Qui ne possède pas de cousin dans la lune,
L'humain qui exige que sa langue lui vienne

Des bêtes ou de l'incommunicable masse.
S'il faut que dans la maison il y ait un dieu,

Que c'en soit alors un qui ne nous puisse entendre
Alors que nous parlons: une fraîcheur, un rien

Vermillonné, tel ou tel fétu de la masse
Dont nous sommes une part, mais bien trop distante.

 

 

 

 

 

 

Canards sauvages, gens et distances

La vie du monde dépend de cela qu'il est
Un vivant, de cela que les gens sont vivants,
De cela qu'il y ait village, et d'eux village,
Sans égard pour cette embrumée-là, et loin d'elle.
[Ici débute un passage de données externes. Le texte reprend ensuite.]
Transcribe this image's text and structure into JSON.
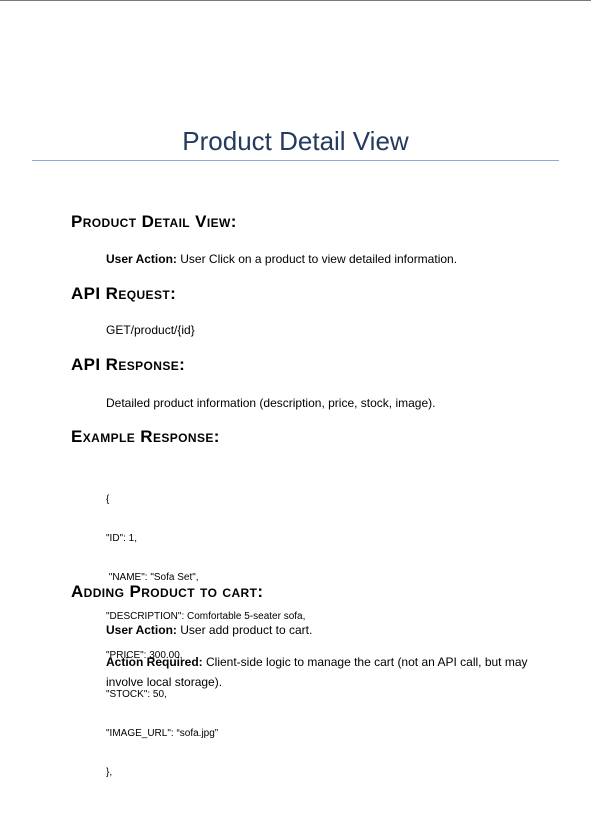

Escomptions-nous vivre dans d'autres vies? Si vite,
Bien trop vite, nous nous sommes accoutumés
À la terre même comme élément; au ciel,
Comme élément. Il se peut qu'il y ait partage

Entre les gens, mais eux-mêmes jamais ne furent
Un élément, ainsi que la terre et le ciel.
C'est alors qu'il ne devint rien d'autre et qu'eux-mêmes
N'étaient rien d'autre. L'année tirait à sa fin

L'envoi des canards sauvages avait eu lieu.
Le temps était au froid. Pourtant, dans l'en dessous
De ces migrations filant vers la solitude,
Demeurait la fumée des villages. Leur feu

Était central dans des distances impossibles
À couvrir par les canards sauvages, en quoi
N'existait nulle espèce de temps saisonnier,
Hors le temps d'autres vies, duquel n'était possible

Aucune migration. C'était qu'ils fussent là
Qui contenait les distances: et les villages
Contenaient les fatales distances finales,
Entre nous-mêmes et le lieu où nous étions.

 

 

 

 

 

 

La pure bonté de la théorie

I

Tous les préludes à la félicité

C'est le temps qui bat dans la poitrine, le temps
Qui canonne l'esprit, silencieux et fier,
L'esprit qui sait bien qu'il est détruit par le temps.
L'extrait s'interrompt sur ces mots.